AuthoritativeMN was found to be not indexed which is likely wrong. Also need to review 'size' for use of index and a sortable long data type. These issues indicate the need for a wider review of the data types in the schema regarding sortable data type and indexed.
Indexed indicates solr will maintain a searchable index for the data field. It requires more disk space and index update time to maintain each indexed field.
History
#1 Updated by Skye Roseboom over 12 years ago
#2 Updated by Skye Roseboom over 12 years ago
non-indexed fields:
size - updating type to slong and making indexed.
checksum
checksumAlgorithm
authoritativeMN
replicationAllowed
numberReplicas
preferredReplicationMN
blockedReplicationMN
replicaMN
replicaVerifiedDate
ogcUrl
dataUrl
webUrl
(all the URL are variations of the resolve endpoint to get the data or metadata. Used by mercury search.)
#3 Updated by Dave Vieglais over 12 years ago
- Parent task set to #3023
#4 Updated by Skye Roseboom over 12 years ago
- Status changed from New to In Progress
#5 Updated by Dave Vieglais over 12 years ago
size - updating type to slong and making indexed. Also need to verify that slong renders as expected when returning search results.
checksum: It may be helpful to search on checksum as a proxy for identifier. This is a low priority however and can remain un-indexed for now.

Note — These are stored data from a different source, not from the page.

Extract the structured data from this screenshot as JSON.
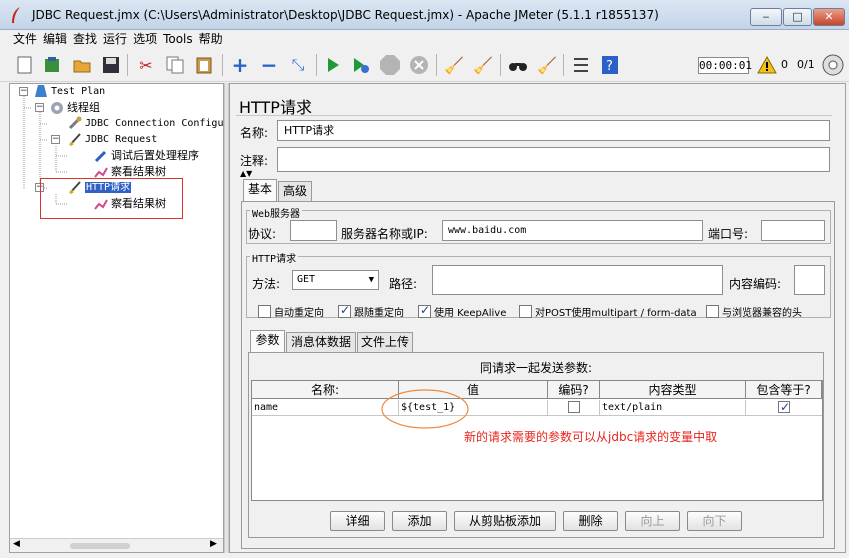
{
  "window": {
    "title": "JDBC Request.jmx (C:\\Users\\Administrator\\Desktop\\JDBC Request.jmx) - Apache JMeter (5.1.1 r1855137)",
    "min": "‒",
    "max": "□",
    "close": "✕"
  },
  "menu": [
    "文件",
    "编辑",
    "查找",
    "运行",
    "选项",
    "Tools",
    "帮助"
  ],
  "toolbar": {
    "timer": "00:00:01",
    "warn_count": "0",
    "threads": "0/1"
  },
  "tree": {
    "test_plan": "Test Plan",
    "thread_group": "线程组",
    "jdbc_connection": "JDBC Connection Configu",
    "jdbc_request": "JDBC Request",
    "debug_post": "调试后置处理程序",
    "view_results_1": "察看结果树",
    "http_request": "HTTP请求",
    "view_results_2": "察看结果树"
  },
  "panel": {
    "title": "HTTP请求",
    "name_label": "名称:",
    "name_value": "HTTP请求",
    "comment_label": "注释:",
    "tabs": [
      "基本",
      "高级"
    ],
    "web_server": {
      "legend": "Web服务器",
      "protocol_label": "协议:",
      "server_label": "服务器名称或IP:",
      "server_value": "www.baidu.com",
      "port_label": "端口号:"
    },
    "http": {
      "legend": "HTTP请求",
      "method_label": "方法:",
      "method_value": "GET",
      "path_label": "路径:",
      "encoding_label": "内容编码:",
      "checkboxes": {
        "redirect_auto": "自动重定向",
        "follow_redirects": "跟随重定向",
        "keepalive": "使用 KeepAlive",
        "multipart": "对POST使用multipart / form-data",
        "browser_headers": "与浏览器兼容的头"
      }
    },
    "subtabs": [
      "参数",
      "消息体数据",
      "文件上传"
    ],
    "params": {
      "caption": "同请求一起发送参数:",
      "headers": [
        "名称:",
        "值",
        "编码?",
        "内容类型",
        "包含等于?"
      ],
      "rows": [
        {
          "name": "name",
          "value": "${test_1}",
          "content_type": "text/plain"
        }
      ]
    },
    "annotation": "新的请求需要的参数可以从jdbc请求的变量中取",
    "buttons": [
      "详细",
      "添加",
      "从剪贴板添加",
      "删除",
      "向上",
      "向下"
    ]
  },
  "colors": {
    "annotation_red": "#e8241c",
    "highlight_box": "#d9342b",
    "ellipse_orange": "#f08a3c",
    "selection_blue": "#3161c4"
  }
}
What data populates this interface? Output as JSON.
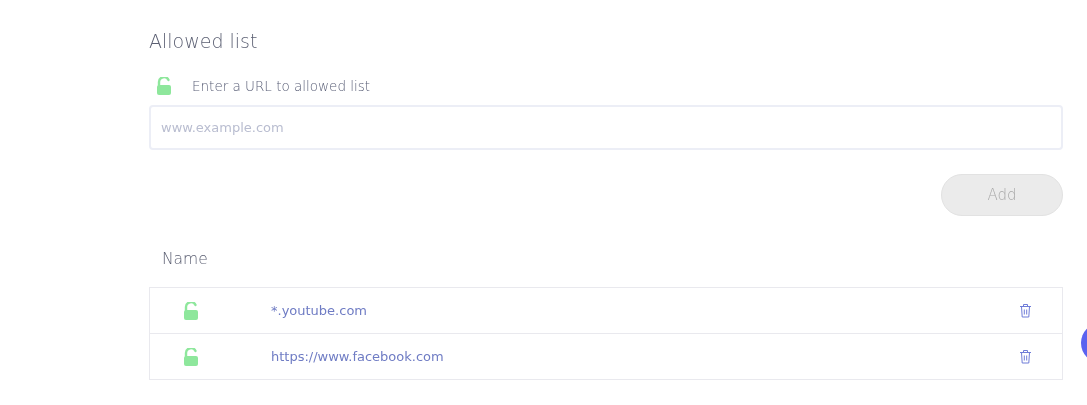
{
  "section": {
    "title": "Allowed list"
  },
  "input_label": "Enter a URL to allowed list",
  "url_field": {
    "placeholder": "www.example.com"
  },
  "add_button": {
    "label": "Add",
    "disabled": true
  },
  "table": {
    "columns": [
      "Name"
    ],
    "rows": [
      {
        "name": "*.youtube.com"
      },
      {
        "name": "https://www.facebook.com"
      }
    ]
  }
}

checksumAlgorithm: It is useful for analysis to obtain a quick estimate of the algorithms in use. However this is an edge case that can easily be implemented, albeit less efficiently through a script that scans listObjects response. Remains unindexed.
authoritativeMN: Probably not useful to an end user, but could be useful internally for auditing processes. Remains unindexed.

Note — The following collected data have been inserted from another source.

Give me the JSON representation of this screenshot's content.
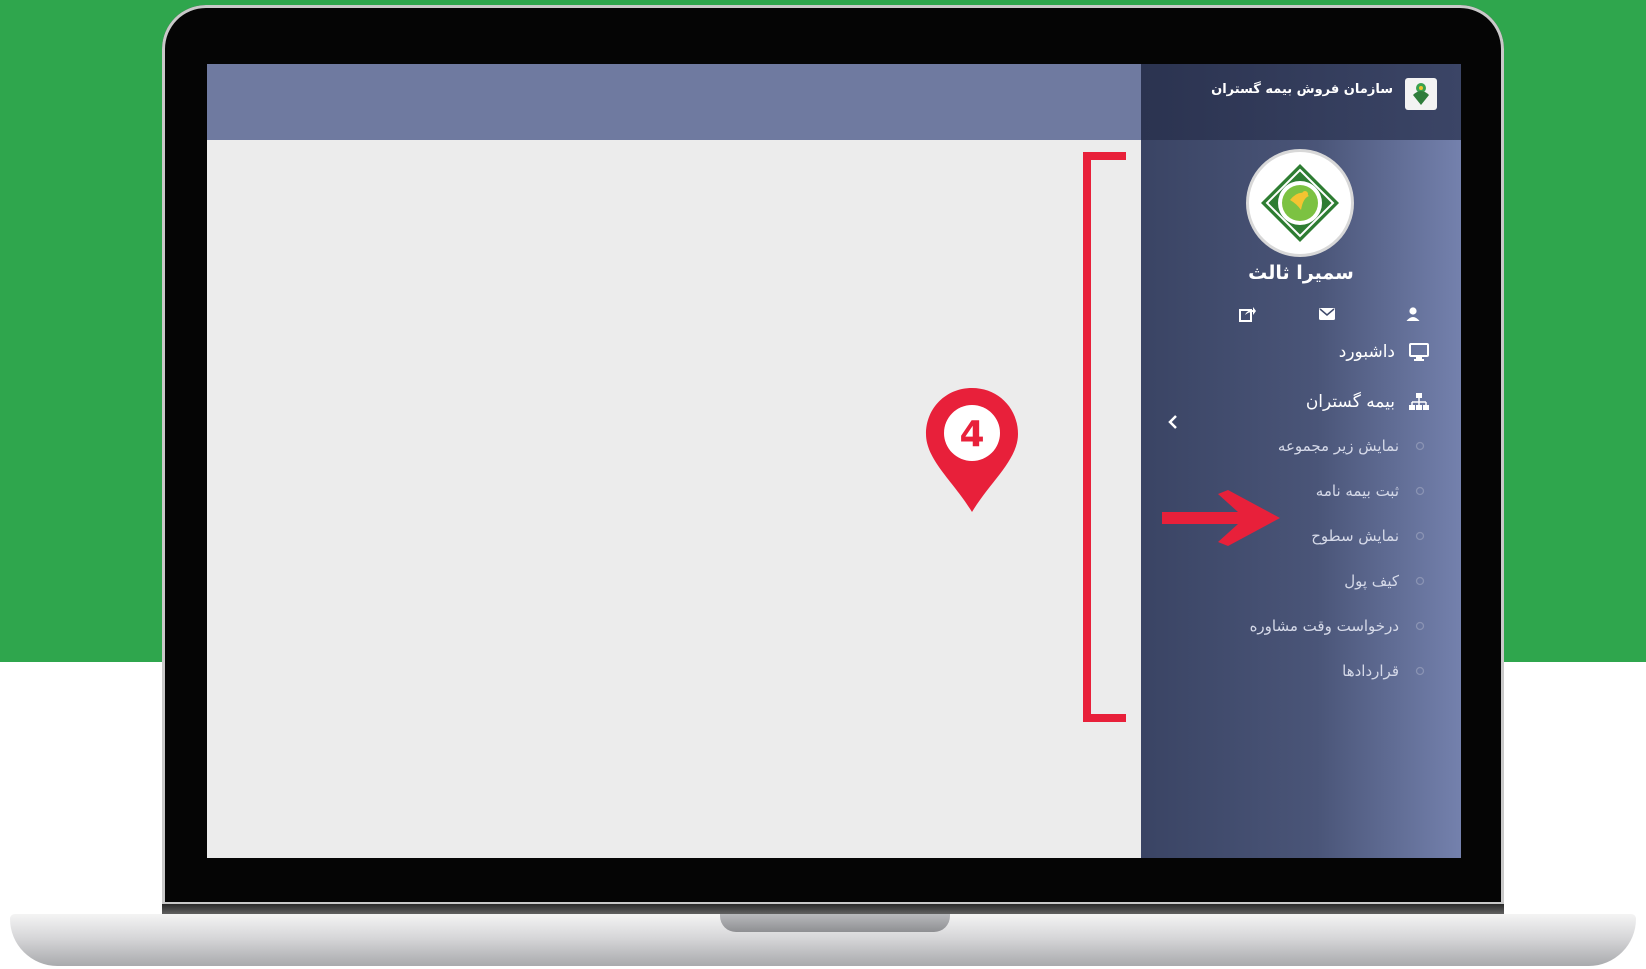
{
  "sidebar": {
    "brand_title": "سازمان فروش بیمه گستران",
    "user_name": "سمیرا ثالث",
    "icons": [
      "user-icon",
      "envelope-icon",
      "share-icon"
    ],
    "menu": [
      {
        "label": "داشبورد",
        "icon": "monitor-icon"
      },
      {
        "label": "بیمه گستران",
        "icon": "sitemap-icon"
      }
    ],
    "submenu": [
      {
        "label": "نمایش زیر مجموعه"
      },
      {
        "label": "ثبت بیمه نامه"
      },
      {
        "label": "نمایش سطوح"
      },
      {
        "label": "کیف پول"
      },
      {
        "label": "درخواست وقت مشاوره"
      },
      {
        "label": "قراردادها"
      }
    ]
  },
  "annotation": {
    "step_number": "4"
  },
  "colors": {
    "background_green": "#2fa64d",
    "topbar": "#6f7aa0",
    "sidebar_dark": "#3a4464",
    "annotation_red": "#e8203a"
  }
}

replicationAllowed: These replication related entries may be helpful for auditing processes in the future, but can remain unindexed for now. Remains unindexed.
numberReplicas: Remains unindexed
preferredReplicationMN: Remains unindexed.

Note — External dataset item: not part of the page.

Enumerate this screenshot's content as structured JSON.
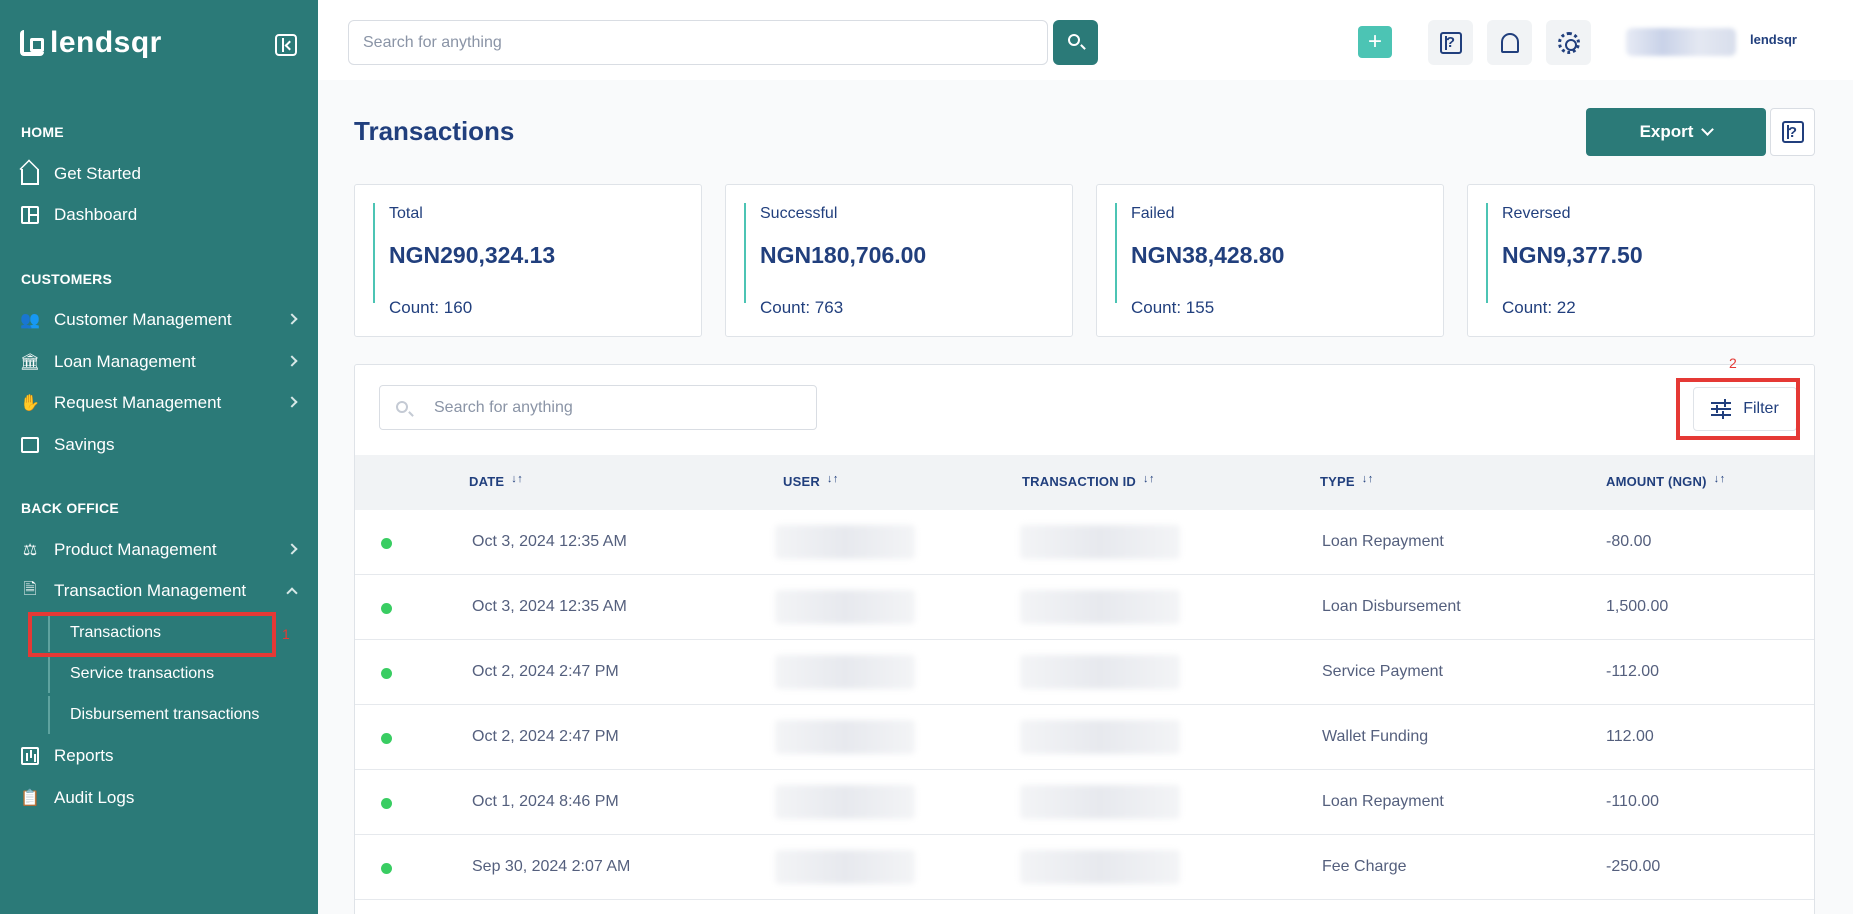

blockedReplicationMN: Remains unindexed.
replicaMN: Remains unindexed.
replicaVerifiedDate: Remains unindexed.
These fields are not relevant in DataONE and are really a hangover from the Mercury specific implementation. Unless there's good data to populate them, they can remain unindexed:
ogcUrl
dataUrl
webUrl
#6 Updated by Skye Roseboom over 12 years ago
Great, thanks for feedback. Will just update 'size' field for now. Will test in cn-dev environment to ensure proper display of the 'slong' data type.
#7 Updated by Skye Roseboom over 12 years ago
Updated solr schema has been placed in the 1.0.0 buildout for release in 1.0.2 patch of the index-processor. Index-tool contains the index-processor so it may also need to be updated (pom dependency to new index jar). Will handle updating pom.xml of index-processor and index-tool prior to creating new 1.0.2 patch release tags.
#8 Updated by Skye Roseboom over 12 years ago
- Milestone changed from CCI-1.0.2 to CCI-1.2
Delaying this update. Trouble updating the schema in place without causing errors in search interfaces.
Going to accumulate schema changes into a single update and also investigate using a second solr core where a new index can be built and then swapped into the live index - to avoid disruptions in search.
#9 Updated by Skye Roseboom about 12 years ago
- Milestone changed from CCI-1.2 to CCI-1.1
#10 Updated by Skye Roseboom about 12 years ago
- Status changed from In Progress to Closed
- translation missing: en.field_remaining_hours set to 0.0
Changed 'size' field to be indexed and updated field data type to support ranged queries on this field.
Tested on cn-dev-unm-1.